Nichts war so befriedigend wie perfekte Zeitabschnitte. Außer beim Tanken ganze Dollarbeträge zu erwischen. Oder wenn die Restaurantrechnung eine Primzahl oder ein Segment der Fibonacci-Folge war oder nur aus Achten bestand. Acht war so eine elegante Zahl. Wenn er zu seiner Laufstrecke noch eine Minute hinzufügte, dann könnte er einen Kontrollpunkt in der Mitte einbauen. Das wäre unterhaltsam.

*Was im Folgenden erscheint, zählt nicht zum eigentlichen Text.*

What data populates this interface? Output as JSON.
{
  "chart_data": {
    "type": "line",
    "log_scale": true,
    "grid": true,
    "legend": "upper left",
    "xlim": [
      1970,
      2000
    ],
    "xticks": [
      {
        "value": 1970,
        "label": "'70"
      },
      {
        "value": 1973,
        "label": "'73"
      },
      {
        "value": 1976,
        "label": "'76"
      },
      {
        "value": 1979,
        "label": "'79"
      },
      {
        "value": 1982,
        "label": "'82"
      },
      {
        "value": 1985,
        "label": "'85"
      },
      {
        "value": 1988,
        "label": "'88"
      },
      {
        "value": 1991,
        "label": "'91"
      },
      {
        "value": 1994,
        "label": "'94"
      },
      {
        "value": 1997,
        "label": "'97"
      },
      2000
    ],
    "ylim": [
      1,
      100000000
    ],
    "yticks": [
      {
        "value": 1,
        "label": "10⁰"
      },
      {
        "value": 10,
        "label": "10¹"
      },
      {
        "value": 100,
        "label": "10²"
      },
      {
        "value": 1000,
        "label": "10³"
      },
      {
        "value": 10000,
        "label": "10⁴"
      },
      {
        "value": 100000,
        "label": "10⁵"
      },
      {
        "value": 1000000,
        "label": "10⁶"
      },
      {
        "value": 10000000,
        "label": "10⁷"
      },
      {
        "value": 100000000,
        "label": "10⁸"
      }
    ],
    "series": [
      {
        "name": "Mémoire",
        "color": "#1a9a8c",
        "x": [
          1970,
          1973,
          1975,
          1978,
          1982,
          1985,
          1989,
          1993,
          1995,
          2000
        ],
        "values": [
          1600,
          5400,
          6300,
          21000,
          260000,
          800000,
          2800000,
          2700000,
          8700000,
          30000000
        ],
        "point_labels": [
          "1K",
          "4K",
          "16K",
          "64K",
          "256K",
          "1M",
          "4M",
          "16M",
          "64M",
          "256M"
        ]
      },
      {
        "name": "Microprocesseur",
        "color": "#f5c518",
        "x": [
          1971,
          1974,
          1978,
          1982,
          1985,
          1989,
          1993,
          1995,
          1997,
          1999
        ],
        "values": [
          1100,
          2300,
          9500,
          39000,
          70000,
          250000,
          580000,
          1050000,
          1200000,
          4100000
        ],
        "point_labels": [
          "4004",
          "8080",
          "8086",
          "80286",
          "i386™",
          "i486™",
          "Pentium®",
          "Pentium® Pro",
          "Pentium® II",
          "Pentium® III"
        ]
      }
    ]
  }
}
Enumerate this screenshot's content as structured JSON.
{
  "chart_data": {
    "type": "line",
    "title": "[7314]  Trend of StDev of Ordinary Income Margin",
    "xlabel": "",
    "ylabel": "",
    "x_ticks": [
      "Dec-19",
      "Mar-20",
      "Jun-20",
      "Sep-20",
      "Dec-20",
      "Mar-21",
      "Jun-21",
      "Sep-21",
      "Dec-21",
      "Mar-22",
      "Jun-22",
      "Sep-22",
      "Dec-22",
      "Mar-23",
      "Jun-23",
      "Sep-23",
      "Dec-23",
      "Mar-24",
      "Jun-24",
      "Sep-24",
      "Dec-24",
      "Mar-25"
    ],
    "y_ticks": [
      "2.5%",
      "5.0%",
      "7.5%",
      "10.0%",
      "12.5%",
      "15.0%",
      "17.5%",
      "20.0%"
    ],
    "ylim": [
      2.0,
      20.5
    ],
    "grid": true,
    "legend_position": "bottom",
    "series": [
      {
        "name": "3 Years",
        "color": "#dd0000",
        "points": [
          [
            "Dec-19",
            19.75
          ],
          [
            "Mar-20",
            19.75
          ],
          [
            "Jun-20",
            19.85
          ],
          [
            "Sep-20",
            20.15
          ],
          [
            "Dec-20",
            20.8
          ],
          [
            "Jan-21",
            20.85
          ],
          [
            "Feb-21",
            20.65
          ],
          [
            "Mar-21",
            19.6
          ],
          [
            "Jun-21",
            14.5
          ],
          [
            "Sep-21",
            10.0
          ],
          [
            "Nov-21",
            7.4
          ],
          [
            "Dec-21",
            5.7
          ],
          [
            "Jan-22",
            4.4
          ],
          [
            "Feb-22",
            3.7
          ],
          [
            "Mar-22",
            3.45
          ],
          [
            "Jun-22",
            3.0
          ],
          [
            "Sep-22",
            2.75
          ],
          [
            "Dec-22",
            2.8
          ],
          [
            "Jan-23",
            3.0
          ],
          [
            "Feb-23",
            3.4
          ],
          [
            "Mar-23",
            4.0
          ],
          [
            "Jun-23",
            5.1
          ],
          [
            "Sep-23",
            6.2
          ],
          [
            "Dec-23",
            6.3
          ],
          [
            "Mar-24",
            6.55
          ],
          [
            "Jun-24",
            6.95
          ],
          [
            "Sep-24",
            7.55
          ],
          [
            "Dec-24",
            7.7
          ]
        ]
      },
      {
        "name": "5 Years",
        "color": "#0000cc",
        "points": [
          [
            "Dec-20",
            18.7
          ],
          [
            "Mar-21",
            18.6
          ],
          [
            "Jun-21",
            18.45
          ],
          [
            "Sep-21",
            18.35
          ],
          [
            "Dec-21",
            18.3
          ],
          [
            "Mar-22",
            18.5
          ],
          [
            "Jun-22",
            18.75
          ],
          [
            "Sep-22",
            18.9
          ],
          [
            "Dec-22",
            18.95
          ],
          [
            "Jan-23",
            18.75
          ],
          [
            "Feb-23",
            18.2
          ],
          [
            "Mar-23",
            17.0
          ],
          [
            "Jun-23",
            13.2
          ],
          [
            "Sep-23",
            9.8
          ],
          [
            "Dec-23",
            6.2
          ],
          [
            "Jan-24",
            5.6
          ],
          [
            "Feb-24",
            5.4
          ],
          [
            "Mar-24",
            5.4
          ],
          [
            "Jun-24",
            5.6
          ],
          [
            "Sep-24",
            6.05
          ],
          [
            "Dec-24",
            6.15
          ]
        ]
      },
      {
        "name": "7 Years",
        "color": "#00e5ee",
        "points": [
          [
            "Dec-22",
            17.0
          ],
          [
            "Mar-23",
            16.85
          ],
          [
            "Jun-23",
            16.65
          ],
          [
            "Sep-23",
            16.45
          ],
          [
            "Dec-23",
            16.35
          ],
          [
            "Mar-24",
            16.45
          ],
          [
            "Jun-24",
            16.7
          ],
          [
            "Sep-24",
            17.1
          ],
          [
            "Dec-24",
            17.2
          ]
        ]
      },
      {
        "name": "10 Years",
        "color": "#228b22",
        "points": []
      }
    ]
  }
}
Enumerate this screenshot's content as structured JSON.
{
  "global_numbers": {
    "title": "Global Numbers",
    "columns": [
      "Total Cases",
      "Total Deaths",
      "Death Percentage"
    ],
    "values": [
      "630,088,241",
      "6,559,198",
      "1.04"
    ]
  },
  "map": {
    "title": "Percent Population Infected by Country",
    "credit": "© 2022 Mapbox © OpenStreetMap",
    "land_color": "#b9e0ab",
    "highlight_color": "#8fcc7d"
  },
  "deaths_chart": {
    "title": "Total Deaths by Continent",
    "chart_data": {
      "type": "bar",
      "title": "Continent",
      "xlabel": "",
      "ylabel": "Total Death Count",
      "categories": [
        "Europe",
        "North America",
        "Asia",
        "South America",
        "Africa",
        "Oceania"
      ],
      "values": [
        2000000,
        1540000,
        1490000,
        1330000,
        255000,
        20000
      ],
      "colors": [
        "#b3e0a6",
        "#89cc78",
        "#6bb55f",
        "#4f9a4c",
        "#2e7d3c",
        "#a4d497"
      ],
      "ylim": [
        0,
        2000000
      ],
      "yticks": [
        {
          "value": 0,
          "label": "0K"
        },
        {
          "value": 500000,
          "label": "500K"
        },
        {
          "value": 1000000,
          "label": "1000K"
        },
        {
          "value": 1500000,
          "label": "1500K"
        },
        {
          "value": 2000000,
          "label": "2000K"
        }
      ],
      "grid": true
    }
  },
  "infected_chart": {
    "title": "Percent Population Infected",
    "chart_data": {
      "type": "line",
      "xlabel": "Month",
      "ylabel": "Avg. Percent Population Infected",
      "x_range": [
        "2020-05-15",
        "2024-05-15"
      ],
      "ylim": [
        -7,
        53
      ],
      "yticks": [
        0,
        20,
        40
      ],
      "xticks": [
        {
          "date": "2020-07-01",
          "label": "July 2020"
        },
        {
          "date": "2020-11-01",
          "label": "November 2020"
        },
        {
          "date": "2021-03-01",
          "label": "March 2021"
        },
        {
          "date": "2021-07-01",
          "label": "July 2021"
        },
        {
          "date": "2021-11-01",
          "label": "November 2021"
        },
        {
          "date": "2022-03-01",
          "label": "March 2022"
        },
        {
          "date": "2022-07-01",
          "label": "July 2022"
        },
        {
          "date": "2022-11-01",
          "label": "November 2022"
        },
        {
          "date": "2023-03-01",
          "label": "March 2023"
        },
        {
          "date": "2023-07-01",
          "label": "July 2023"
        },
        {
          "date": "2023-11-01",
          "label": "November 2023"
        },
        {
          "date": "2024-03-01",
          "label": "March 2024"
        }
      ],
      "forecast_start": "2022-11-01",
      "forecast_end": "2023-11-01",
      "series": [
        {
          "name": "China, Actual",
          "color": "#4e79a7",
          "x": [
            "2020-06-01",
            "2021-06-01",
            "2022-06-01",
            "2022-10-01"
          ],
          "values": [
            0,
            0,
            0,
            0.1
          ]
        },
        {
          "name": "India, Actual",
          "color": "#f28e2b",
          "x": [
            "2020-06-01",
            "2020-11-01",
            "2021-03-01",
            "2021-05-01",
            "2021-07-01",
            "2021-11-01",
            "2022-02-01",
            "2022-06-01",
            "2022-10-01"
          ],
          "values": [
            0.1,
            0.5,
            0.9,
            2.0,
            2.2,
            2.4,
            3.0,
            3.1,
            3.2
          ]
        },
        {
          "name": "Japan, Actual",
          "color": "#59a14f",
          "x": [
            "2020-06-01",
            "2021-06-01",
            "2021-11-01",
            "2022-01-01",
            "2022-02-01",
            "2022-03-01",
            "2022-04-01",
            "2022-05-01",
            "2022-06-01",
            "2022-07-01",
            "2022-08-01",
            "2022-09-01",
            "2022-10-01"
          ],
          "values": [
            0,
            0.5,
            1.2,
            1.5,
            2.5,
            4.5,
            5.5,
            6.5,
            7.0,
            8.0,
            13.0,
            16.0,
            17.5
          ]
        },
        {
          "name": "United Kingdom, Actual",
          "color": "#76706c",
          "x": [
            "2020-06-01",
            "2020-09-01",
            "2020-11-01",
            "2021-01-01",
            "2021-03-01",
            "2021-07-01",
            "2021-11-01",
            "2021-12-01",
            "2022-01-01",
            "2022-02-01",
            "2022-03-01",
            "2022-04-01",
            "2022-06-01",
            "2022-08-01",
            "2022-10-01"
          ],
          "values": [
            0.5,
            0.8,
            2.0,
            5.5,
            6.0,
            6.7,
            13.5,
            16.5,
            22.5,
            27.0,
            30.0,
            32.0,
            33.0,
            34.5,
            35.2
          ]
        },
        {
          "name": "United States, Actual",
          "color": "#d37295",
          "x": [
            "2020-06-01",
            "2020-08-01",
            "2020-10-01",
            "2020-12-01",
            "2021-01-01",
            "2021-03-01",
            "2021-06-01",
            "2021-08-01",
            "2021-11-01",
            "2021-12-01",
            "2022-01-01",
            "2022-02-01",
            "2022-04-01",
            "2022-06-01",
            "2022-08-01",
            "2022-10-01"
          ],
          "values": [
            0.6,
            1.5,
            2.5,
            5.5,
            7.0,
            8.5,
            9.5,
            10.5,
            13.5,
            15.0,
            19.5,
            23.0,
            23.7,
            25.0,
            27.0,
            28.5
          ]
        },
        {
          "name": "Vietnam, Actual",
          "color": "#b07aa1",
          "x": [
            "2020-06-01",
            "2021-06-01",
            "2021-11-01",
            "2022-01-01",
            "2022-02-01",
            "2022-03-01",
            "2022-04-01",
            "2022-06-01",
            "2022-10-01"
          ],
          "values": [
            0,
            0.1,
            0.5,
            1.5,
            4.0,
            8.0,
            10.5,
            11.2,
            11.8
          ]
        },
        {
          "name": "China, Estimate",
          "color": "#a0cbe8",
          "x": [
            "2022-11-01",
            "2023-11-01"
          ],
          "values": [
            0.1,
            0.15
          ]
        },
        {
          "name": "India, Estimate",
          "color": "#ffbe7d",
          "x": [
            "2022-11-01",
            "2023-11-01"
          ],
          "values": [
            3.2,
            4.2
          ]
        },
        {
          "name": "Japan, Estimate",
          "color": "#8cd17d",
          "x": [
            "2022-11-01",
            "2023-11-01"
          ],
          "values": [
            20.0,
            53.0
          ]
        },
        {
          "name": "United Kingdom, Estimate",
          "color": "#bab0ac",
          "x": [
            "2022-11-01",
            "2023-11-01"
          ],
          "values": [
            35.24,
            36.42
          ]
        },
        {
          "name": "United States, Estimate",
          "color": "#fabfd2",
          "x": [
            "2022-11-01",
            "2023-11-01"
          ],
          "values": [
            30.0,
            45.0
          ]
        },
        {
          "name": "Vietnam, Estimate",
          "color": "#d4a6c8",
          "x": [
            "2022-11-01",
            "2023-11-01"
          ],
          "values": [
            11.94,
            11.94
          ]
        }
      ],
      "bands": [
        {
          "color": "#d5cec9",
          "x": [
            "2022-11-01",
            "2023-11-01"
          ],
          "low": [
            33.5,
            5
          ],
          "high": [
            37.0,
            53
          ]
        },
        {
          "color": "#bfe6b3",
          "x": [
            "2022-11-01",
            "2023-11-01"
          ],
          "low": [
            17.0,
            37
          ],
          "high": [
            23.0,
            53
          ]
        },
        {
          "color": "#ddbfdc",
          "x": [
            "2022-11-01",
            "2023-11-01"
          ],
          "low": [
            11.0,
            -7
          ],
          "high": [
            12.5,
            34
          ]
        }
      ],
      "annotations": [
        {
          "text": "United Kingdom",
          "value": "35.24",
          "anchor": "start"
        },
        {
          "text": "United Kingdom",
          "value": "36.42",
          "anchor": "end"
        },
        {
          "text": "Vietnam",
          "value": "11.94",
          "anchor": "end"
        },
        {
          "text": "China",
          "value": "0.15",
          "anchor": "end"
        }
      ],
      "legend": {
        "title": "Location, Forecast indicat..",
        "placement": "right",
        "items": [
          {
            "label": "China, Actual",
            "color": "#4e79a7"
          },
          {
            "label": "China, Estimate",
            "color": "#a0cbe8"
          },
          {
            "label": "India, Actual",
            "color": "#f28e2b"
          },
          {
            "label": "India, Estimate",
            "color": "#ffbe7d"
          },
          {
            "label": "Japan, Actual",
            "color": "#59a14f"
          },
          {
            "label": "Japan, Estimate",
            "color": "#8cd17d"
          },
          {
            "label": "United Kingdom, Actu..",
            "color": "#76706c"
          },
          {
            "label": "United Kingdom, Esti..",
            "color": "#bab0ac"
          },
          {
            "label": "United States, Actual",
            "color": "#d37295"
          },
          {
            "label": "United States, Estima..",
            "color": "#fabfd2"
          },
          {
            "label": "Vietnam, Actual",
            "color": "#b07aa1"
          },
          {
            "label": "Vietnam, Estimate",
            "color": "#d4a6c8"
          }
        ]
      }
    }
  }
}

Während er im Geiste eine neue Route für seinen täglichen Arbeitsweg plante, bemerkte er die schwarze Ducati, die neben seinem mit Vogelkot übersäten Porsche an der Bordsteinkante parkte. Quan war da, und er war damit gefahren, obwohl ihre Mom es hasste und Khai ihm schon mehrfach sämtliche Statistiken über Todesfälle und Gehirnschäden erläutert hatte. Er machte einen großen Bogen um das Motorrad, trabte zu seiner Vordertür, wobei er dem dornigen Unkrautbusch auswich, der im Schatten des Vordachs gedieh, und betrat sein Haus.
Drinnen zog er die Schuhe und sofort auch seine Socken aus. Es war himmlisch, mit nackten Füßen in dem flauschigen Hochflorteppich seines Hauses aus den Siebzigern zu versinken. Anfangs hatte er ihn gehasst - die erbsengrüne Farbe war widerlich -, aber darauf zu laufen fühlte sich an, als würde man wie Mary Poppins über Wolken wandeln. Er hatte komisch gerochen, aber das hatte sich mit der Zeit gegeben. Entweder das, oder Khai hatte den Geruch nach Mottenkugeln und alten Damen so verinnerlicht, dass er ihn nicht mehr bemerkte. Er würde den Teppich behalten, bis das Haus vom Santa Clara County offiziell für abbruchreif erklärt wurde.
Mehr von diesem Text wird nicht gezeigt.